Holiday breaks are often a time for hobbies - you have vacation from work, you may have some down time between gatherings, so why not work on a project?

It could be tweaking the recipe you’re using for a holiday dinner. It might be building something in your shop to give as a gift to someone. One of my kids is filling their spare time crocheting a blanket, just because.

Software isn’t any different. I never really got the appeal of Advent of Code - why would I spend the time tinkering on a problem that doesn’t affect me - but there’s no reason why you wouldn’t spend some free time at the holidays working on some computing project that made your life 10% better/more fun/sillier, just like any other spare time household project.

So that’s what I did.


I am, as I have discussed before, an Old. Having moved from tapes, to CDs, to MP3s (from ripped CDs), listening to music on the computer when I started generally consisted of “point a player at the entire collection, and hit shuffle”.

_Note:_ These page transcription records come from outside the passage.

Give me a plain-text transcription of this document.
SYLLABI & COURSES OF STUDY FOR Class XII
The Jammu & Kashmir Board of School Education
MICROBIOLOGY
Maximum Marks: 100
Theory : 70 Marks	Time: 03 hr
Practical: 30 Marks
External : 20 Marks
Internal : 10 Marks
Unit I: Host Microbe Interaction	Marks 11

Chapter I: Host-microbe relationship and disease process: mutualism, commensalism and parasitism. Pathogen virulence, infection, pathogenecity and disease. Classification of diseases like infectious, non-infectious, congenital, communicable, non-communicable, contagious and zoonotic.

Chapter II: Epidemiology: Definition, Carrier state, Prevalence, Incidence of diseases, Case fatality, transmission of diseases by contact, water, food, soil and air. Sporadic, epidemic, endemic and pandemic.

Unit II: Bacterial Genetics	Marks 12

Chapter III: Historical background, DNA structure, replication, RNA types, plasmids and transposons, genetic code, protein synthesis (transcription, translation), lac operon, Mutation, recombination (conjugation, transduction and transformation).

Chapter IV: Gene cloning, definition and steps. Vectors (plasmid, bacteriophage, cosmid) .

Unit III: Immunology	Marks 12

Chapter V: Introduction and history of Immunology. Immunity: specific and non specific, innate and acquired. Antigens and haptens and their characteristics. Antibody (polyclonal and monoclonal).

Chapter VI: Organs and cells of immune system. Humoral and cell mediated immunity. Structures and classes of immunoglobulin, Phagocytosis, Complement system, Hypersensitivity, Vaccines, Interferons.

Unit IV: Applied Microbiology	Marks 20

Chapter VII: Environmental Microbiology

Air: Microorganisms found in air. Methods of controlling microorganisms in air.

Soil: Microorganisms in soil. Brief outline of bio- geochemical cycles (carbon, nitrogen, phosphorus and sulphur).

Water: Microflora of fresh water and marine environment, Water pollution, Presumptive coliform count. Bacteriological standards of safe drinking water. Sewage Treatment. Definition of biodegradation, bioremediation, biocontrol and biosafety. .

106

It is the year 2023, and I do use a streaming service. But I also just want to play stuff from my own collection. For a very long time, I would just run gst123 in shuffle mode pointed at the toplevel directory.

gst123, is rather old software. It saw only sporadic changes after 2014, and stopped development entirely in 2017, which led me to make a personal fork at one point for a couple of fixes. Earlier this year, the maintainer started maintaining it again, so I resurrected some of those old patches to send along. As I looked at updating them, I began to wonder: why am I doing this when the fixes (GTK updates) were for part of it I never used. Why not just do something that did what I wanted, and ignore the rest?


A couple of weeks of part-time & holiday poking, and I’d like to introduce… tuatara.

tuatara is a text mode music player. It is admittedly very silly in the year 2023, but it does what I want it to do, and hey, that’s what a hobby is for.

tuatara, playing some music

It plays local music. It shuffles it. It shows (an approximation of) cover art, or a visualization. It’s built on Python, GStreamer, and libcaca.

I realize I’m not the first to build a local media player for the heck of it, and I (probably) won’t be the last. But what is a hobby for if not for doing something that just does what you want?

If you’re interested, well first, I’m a little surprised. But if you are, you can find it on GitHub, including wheels and PEXes if you want to try it out.

And even if you’re not interested, I hope y’all find the time to chase your own hobbies down whatever roads they may take you.